Another way of thinking about this is with multivariate logistic regression. If overall survival (OS) at the last follow-up is modeled as:
OS= a + b x S + c x D + d x S x D + ...
where S is whether they had SBRT, and D is whether they had docetaxel
The high p values for the coefficients of S and SxD show that we cannot rule out that b and d are equal to zero. Only the coefficient of D (whether they had docetaxel) is reliably non-zero.
I understand the double negative, but I also believe this warning; from the article on probability in clinical diagnosis:
Limitations: Neither hypothesis testing nor statistical tests lead to proof. It merely indicates whether the hypothesis is supported or not supported by the available data. When we reject a null hypothesis, we do not mean it is not true but that it may be true. By default when we do not reject the null hypothesis, we should have this limitation in mind and should not convey the impression that this implies proof
Biology isn’t physics. There are unknown cofactors that are not modeled. I don’t think it is correct to make the absolute statement that SBRT with grater than 4 metastases is of no benefit. I think a more accurate way to say it , is studies haven’t shown a benefit.
Proof is created by randomized clinical trials. We use statistics to determine whether the difference between the treatment and the control could have been a chance occurrence. But it is the power of randomization and control that allows us to go further than mere association to causation.
The proof is stronger than you think. It is not only true that studies haven't shown a benefit, It is true that studies have shown that there is no benefit across the population of men with de novo metastatic PCa. There were two major, well-done randomized clinical trials (STAMPEDE and HORRAD) that showed exactly the same thing. That's why it reaches the highest level of evidence (1a).

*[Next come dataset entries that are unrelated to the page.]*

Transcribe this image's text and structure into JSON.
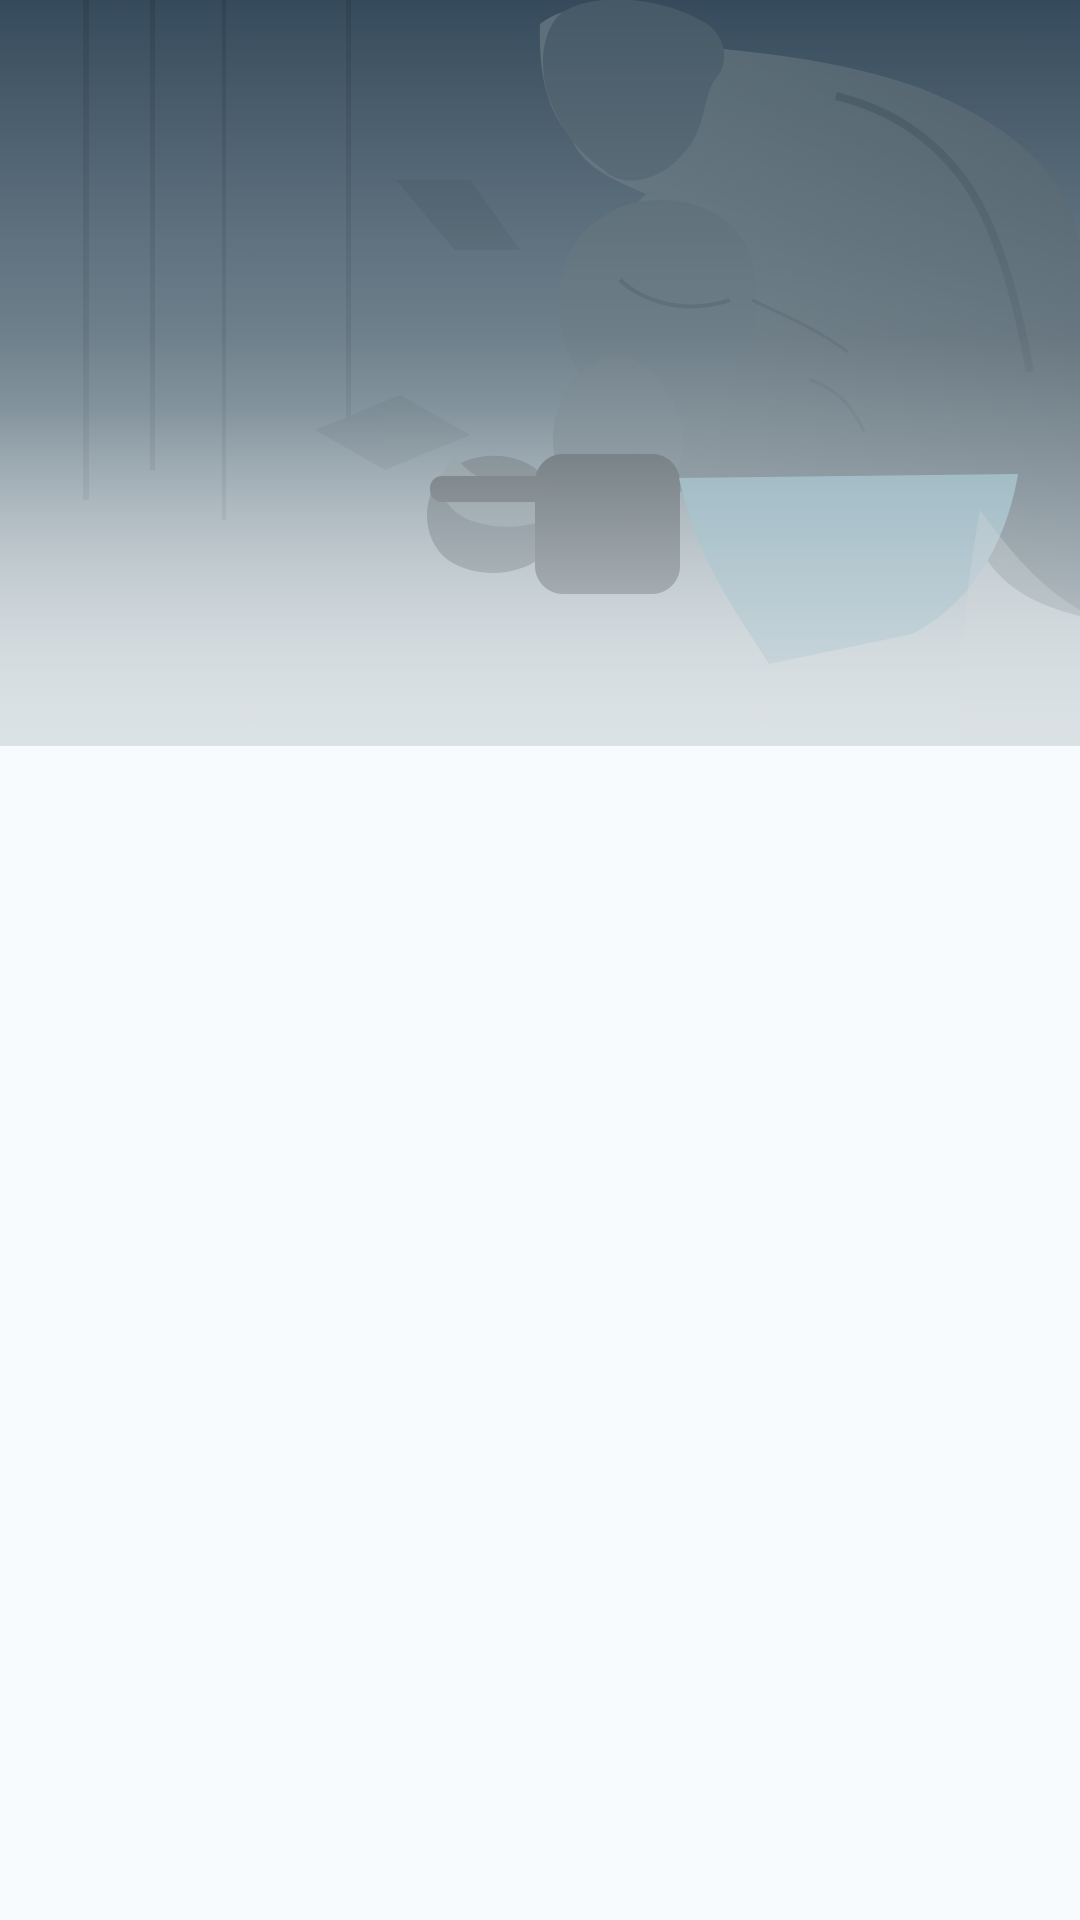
{
  "theme": {
    "page_background": "#f7fbfd",
    "hero_overlay_top": "#3b4f60",
    "hero_overlay_bottom": "#dbe2e5",
    "shorts_color": "#6d99aa"
  },
  "hero": {
    "image_subject": "athlete-dumbbell-curl-photo"
  }
}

It is true, however, that RCTs predict population differences, and the individual's results may vary, or as you suggest, there may be a subgroup for whom it doesn't apply. One such subgroup is the luminal/basal distinction. I know that the STAMPEDE investigators are currently looking into that. Until we have that data, patients are ill advised to ignore the evidence.
Well this is purely anecdotal, I was dx with stage 4 Gleason 9 back in March of 2014. Outlook was not very good, 3-5 years since I had extensive Mets throughout my skeleton and in several nodes. A local RO, really brilliant guy, Top Doc award winner in ATL, recommended radiating my prostate, he said he has had patients who seem to get more mileage out of ADT by doing this, reducing the tumor burden. It also stops it from spreading into nearby organs which are difficult to treat. After a lot of research and after reading Snuffy Myers book it made sense to have my prostate debulked.I underwent IMRT to my prostate and several nodes in the fall of 2014. Later I became a patient of Snuffy and I recall him saying that it was one of the best things I could have done, and likely extended survival by several years. Well here I am nearly 8 years after dx, I had a 6 year run of my PCa being undetectable, ya undetectable, and only recently became resistant although PSA is still extremely low. I have undergone other treatments too of course, I believe in aggressive treatment but I feel fortunate to be where I’m at given where I started. I’d do it again in a heartbeat.

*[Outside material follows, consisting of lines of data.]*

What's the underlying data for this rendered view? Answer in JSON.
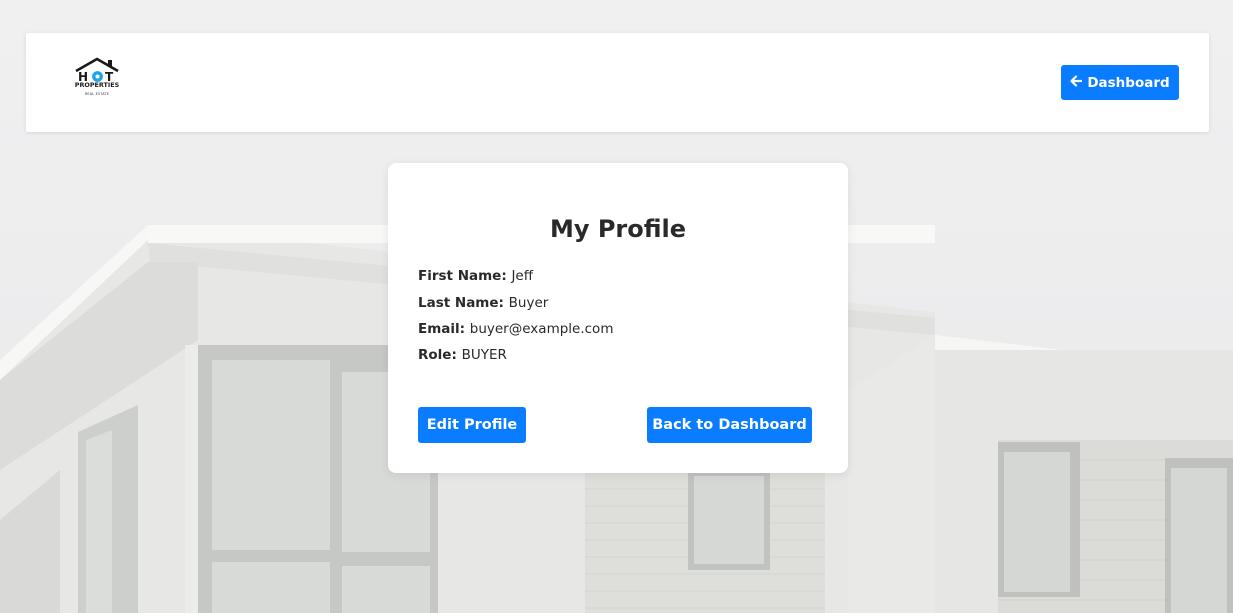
{
  "brand": {
    "logo_line1": "HOT",
    "logo_line2": "PROPERTIES",
    "logo_line3": "REAL ESTATE"
  },
  "header": {
    "dashboard_arrow": "🡐",
    "dashboard_label": "Dashboard"
  },
  "profile": {
    "title": "My Profile",
    "fields": [
      {
        "label": "First Name:",
        "value": "Jeff"
      },
      {
        "label": "Last Name:",
        "value": "Buyer"
      },
      {
        "label": "Email:",
        "value": "buyer@example.com"
      },
      {
        "label": "Role:",
        "value": "BUYER"
      }
    ],
    "edit_label": "Edit Profile",
    "back_label": "Back to Dashboard"
  },
  "colors": {
    "accent": "#0a7cff",
    "logo_blue": "#1ea6e8",
    "background": "#ececee"
  },
  "icons": {
    "logo": "house-logo-icon",
    "dashboard": "arrow-left-icon"
  }
}
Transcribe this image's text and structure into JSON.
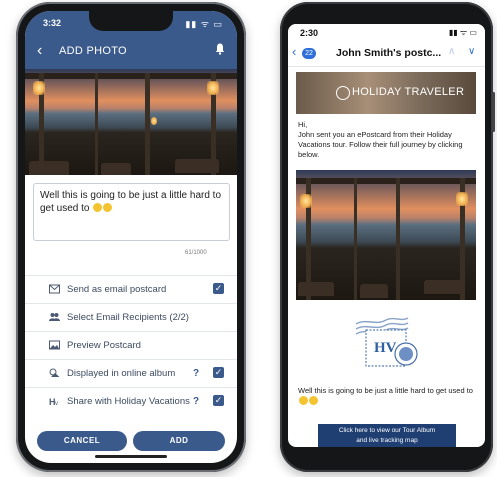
{
  "left_phone": {
    "status": {
      "time": "3:32",
      "icons": "▮▮ ᯤ ▭"
    },
    "header": {
      "back_glyph": "‹",
      "title": "ADD PHOTO"
    },
    "message_text": "Well this is going to be just a little hard to get used to",
    "char_counter": "61/1000",
    "options": [
      {
        "label": "Send as email postcard",
        "icon": "postcard-icon",
        "checked": true,
        "help": ""
      },
      {
        "label": "Select Email Recipients (2/2)",
        "icon": "people-icon",
        "checked": false,
        "help": ""
      },
      {
        "label": "Preview Postcard",
        "icon": "image-icon",
        "checked": false,
        "help": ""
      },
      {
        "label": "Displayed in online album",
        "icon": "album-icon",
        "checked": true,
        "help": "?"
      },
      {
        "label": "Share with Holiday Vacations",
        "icon": "share-logo-icon",
        "checked": true,
        "help": "?"
      }
    ],
    "buttons": {
      "cancel": "CANCEL",
      "add": "ADD"
    },
    "accent_color": "#3a5a8c"
  },
  "right_phone": {
    "status": {
      "time": "2:30",
      "icons": "▮▮ ᯤ ▭"
    },
    "mail": {
      "unread_badge": "22",
      "subject": "John Smith's postc...",
      "banner_title": "HOLIDAY TRAVELER",
      "greeting": "Hi,",
      "intro": "John sent you an ePostcard from their Holiday Vacations tour. Follow their full journey by clicking below.",
      "stamp_text": "HV",
      "caption": "Well this is going to be just a little hard to get used to",
      "cta_line1": "Click here to view our Tour Album",
      "cta_line2": "and live tracking map"
    },
    "accent_color": "#1f3f73"
  }
}
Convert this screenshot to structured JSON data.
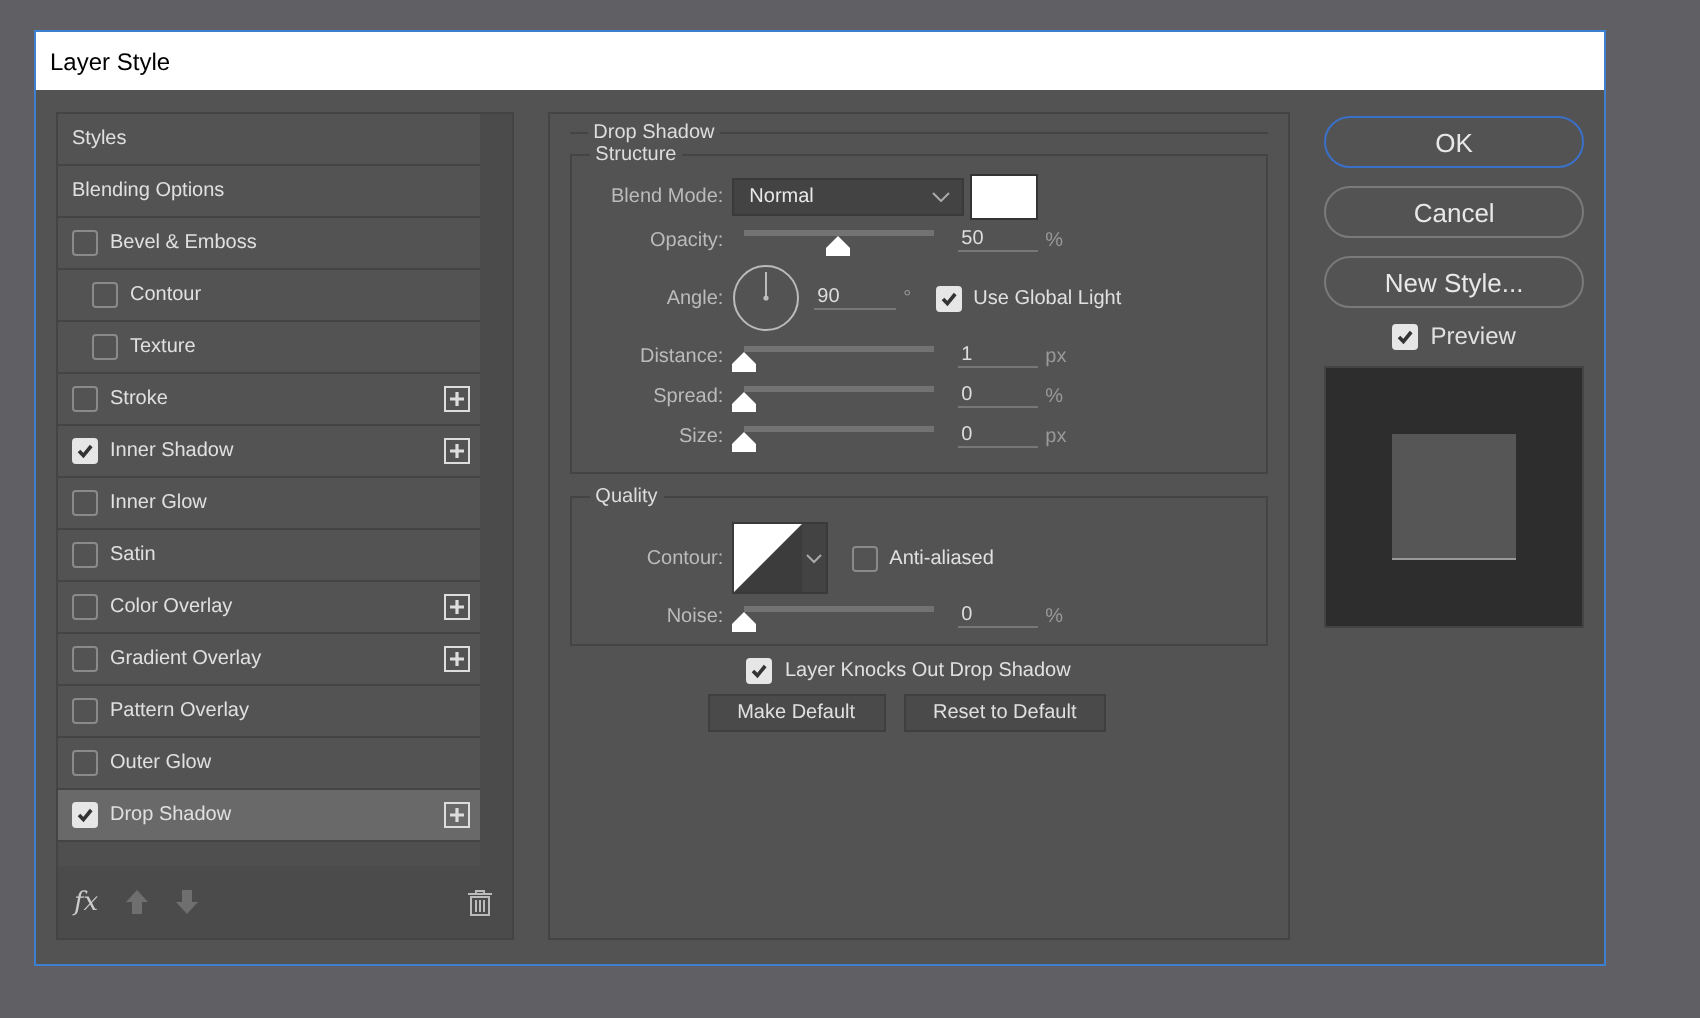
{
  "window": {
    "title": "Layer Style"
  },
  "styles": [
    {
      "label": "Styles",
      "kind": "header",
      "selected": false
    },
    {
      "label": "Blending Options",
      "kind": "header",
      "selected": false
    },
    {
      "label": "Bevel & Emboss",
      "kind": "effect",
      "checked": false,
      "add": false,
      "selected": false,
      "children": [
        {
          "label": "Contour",
          "kind": "effect",
          "checked": false,
          "add": false,
          "selected": false
        },
        {
          "label": "Texture",
          "kind": "effect",
          "checked": false,
          "add": false,
          "selected": false
        }
      ]
    },
    {
      "label": "Stroke",
      "kind": "effect",
      "checked": false,
      "add": true,
      "selected": false
    },
    {
      "label": "Inner Shadow",
      "kind": "effect",
      "checked": true,
      "add": true,
      "selected": false
    },
    {
      "label": "Inner Glow",
      "kind": "effect",
      "checked": false,
      "add": false,
      "selected": false
    },
    {
      "label": "Satin",
      "kind": "effect",
      "checked": false,
      "add": false,
      "selected": false
    },
    {
      "label": "Color Overlay",
      "kind": "effect",
      "checked": false,
      "add": true,
      "selected": false
    },
    {
      "label": "Gradient Overlay",
      "kind": "effect",
      "checked": false,
      "add": true,
      "selected": false
    },
    {
      "label": "Pattern Overlay",
      "kind": "effect",
      "checked": false,
      "add": false,
      "selected": false
    },
    {
      "label": "Outer Glow",
      "kind": "effect",
      "checked": false,
      "add": false,
      "selected": false
    },
    {
      "label": "Drop Shadow",
      "kind": "effect",
      "checked": true,
      "add": true,
      "selected": true
    }
  ],
  "footer": {
    "fx": "fx"
  },
  "panel": {
    "title": "Drop Shadow",
    "structure": {
      "title": "Structure",
      "blend_mode_label": "Blend Mode:",
      "blend_mode": "Normal",
      "color": "#ffffff",
      "rows": [
        {
          "kind": "slider",
          "label": "Opacity:",
          "level": 0.5,
          "value": "50",
          "unit": "%"
        },
        {
          "kind": "angle",
          "label": "Angle:",
          "value": "90",
          "unit": "°",
          "global_light": {
            "label": "Use Global Light",
            "checked": true
          }
        },
        {
          "kind": "slider",
          "label": "Distance:",
          "level": 0,
          "value": "1",
          "unit": "px"
        },
        {
          "kind": "slider",
          "label": "Spread:",
          "level": 0,
          "value": "0",
          "unit": "%"
        },
        {
          "kind": "slider",
          "label": "Size:",
          "level": 0,
          "value": "0",
          "unit": "px"
        }
      ]
    },
    "quality": {
      "title": "Quality",
      "contour_label": "Contour:",
      "anti_aliased": {
        "label": "Anti-aliased",
        "checked": false
      },
      "noise": {
        "label": "Noise:",
        "level": 0,
        "value": "0",
        "unit": "%"
      }
    },
    "knockout": {
      "label": "Layer Knocks Out Drop Shadow",
      "checked": true
    },
    "buttons": [
      "Make Default",
      "Reset to Default"
    ]
  },
  "buttons": [
    {
      "label": "OK",
      "selected": true
    },
    {
      "label": "Cancel",
      "selected": false
    },
    {
      "label": "New Style...",
      "selected": false
    }
  ],
  "preview": {
    "label": "Preview",
    "checked": true
  }
}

That’s the one, it’s a bit dated due to when it was published. Read the section about research done at MD Anderson if memory serves me, about where the majority of mets are generated from even after becoming metastatic - no surprise it’s the prostate. That’s what convinced me to have it radiated, to prevent further mets from being generated by it. Snuffy once referred to it as the “mother ship” during a visit.